Facebook’s digital currency project just got a lot less audacious
Remember Libra, Facebook's plan to create a global digital currency? Unveiled last June, it was immediately met with resistance from policymakers and central bankers around the world. So the team went back to the drawing board, and today it reemerged with a new vision-one that is a lot less audacious than the original.
Here are the most substantial edits:
A whole new plan for the currency. The original vision was for Libra to be a stablecoin backed by a reserve of cash and low-risk government securities denominated in a mixture of selected fiat currencies: US dollars, euros, British pounds, Japanese yen, and Singapore dollars. The new Libra is " not that.
A key piece of feedback from regulators was "the potential for a multi-currency Libra coin to interfere with monetary sovereignty," according to the updated Libra white paper. So there's a new strategy: The Libra Association, the nonprofit that Facebook has stood up to manage the currency, will issue multiple stablecoins denominated in single currencies. There will still be a Libra coin, but it will be a "digital composite of some of the single-currency stablecoins available on the Libra network."
A welcome mat for central banks. The new approach will create a "clear path for seamlessly integrating central bank digital currencies (CBDCs) as they become available," according to the new white paper. It adds that if a central bank were to develop a digital representation of one of the currencies already on the network, the Libra Association could simply replace the single-currency stablecoin with the CBDC.
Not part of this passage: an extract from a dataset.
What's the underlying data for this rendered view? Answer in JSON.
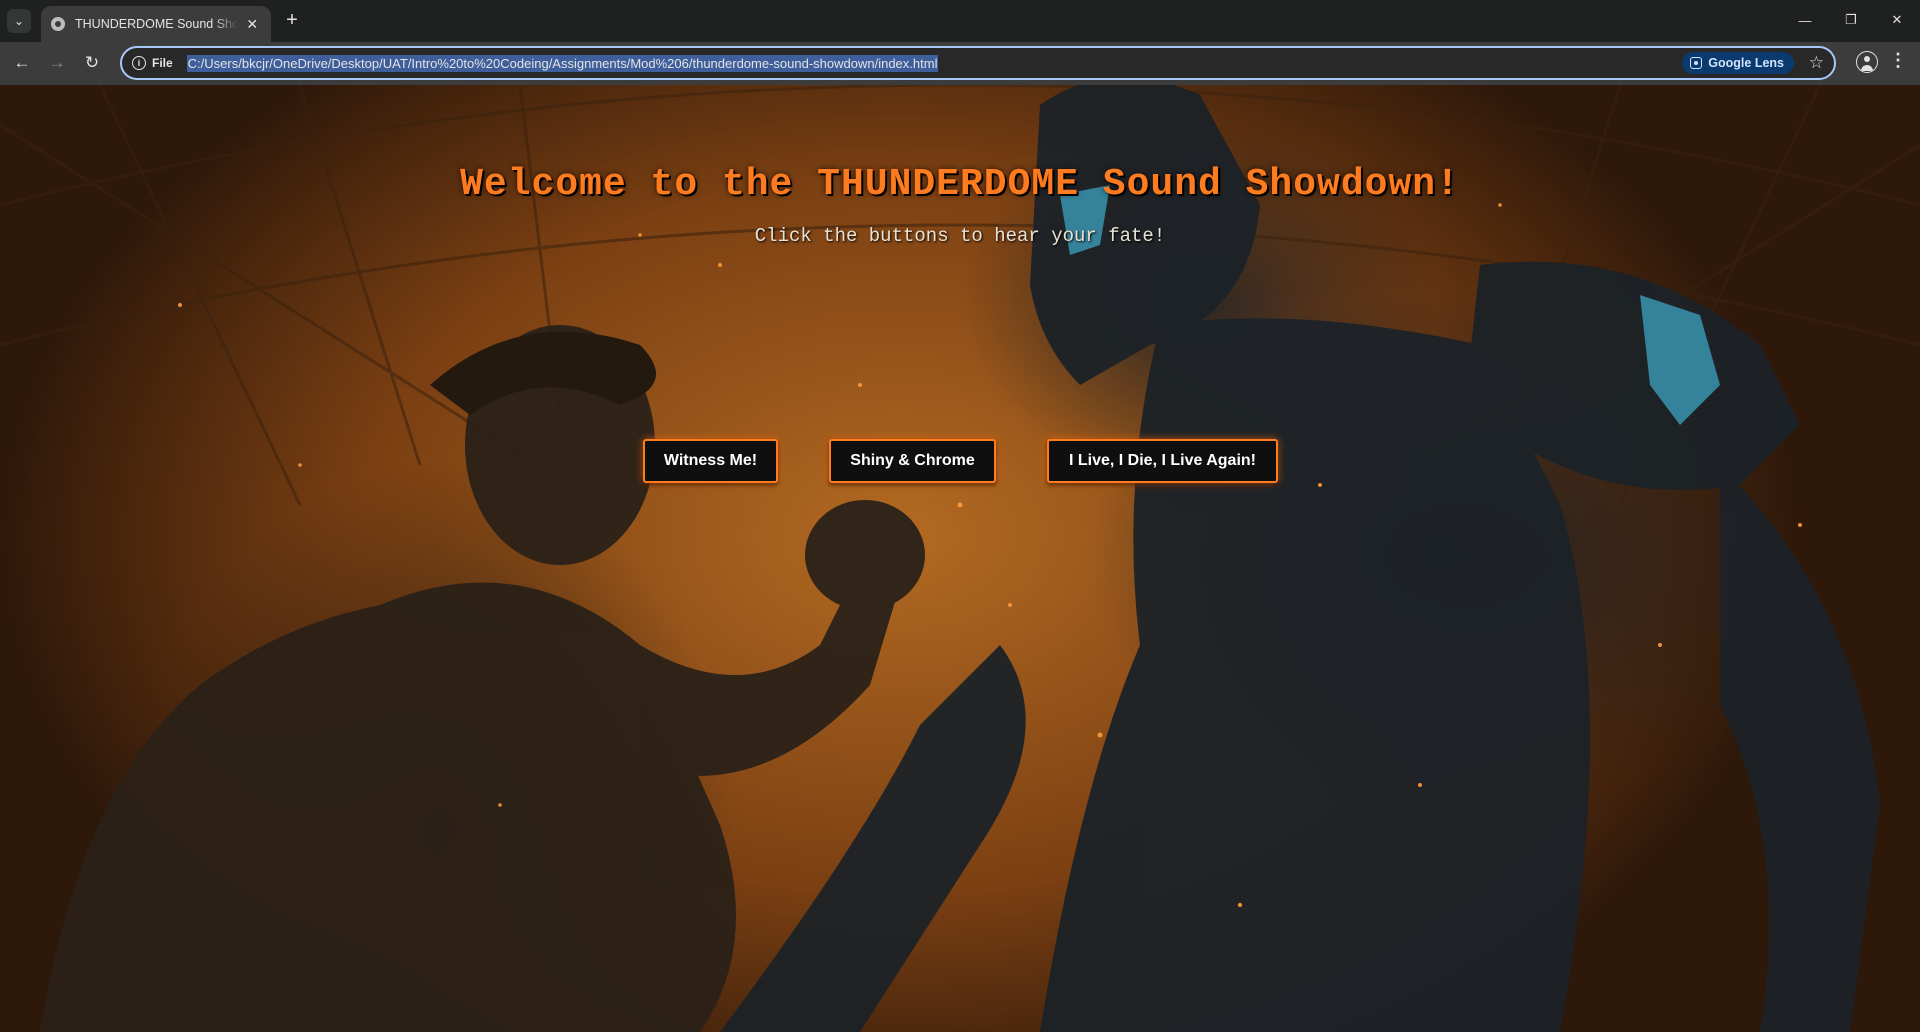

It's even less of a "cryptocurrency" now. Few purists have ever seen Libra as a true cryptocurrency, despite the fact that it will use distributed ledger technology inspired by the kind that runs Bitcoin and other popular cryptocurrency networks. A signature characteristic of Bitcoin and its brethren is that they are "permissionless," meaning that anyone with the right hardware can run the network's shared software and contribute to the ongoing validation of new transactions. The validators in Libra's network, on the other hand, will need to be vetted and given permission by the Libra Association.
In the original plan, this was only supposed to be the starting point. Libra's creators pledged in their initial white paper to eventually transition the network to a permissionless structure. Now the association appears to have decided this approach is not going to fly with regulators. So it's replacing the original plan with a new one aimed at creating a "market-driven open and competitive network," Facebook's blockchain chief, David Marcus, said on Twitter.
Neither Marcus nor the new white paper spelled out what exactly that will mean. But it's clear that in important ways Libra will not resemble what we usually call a "cryptocurrency."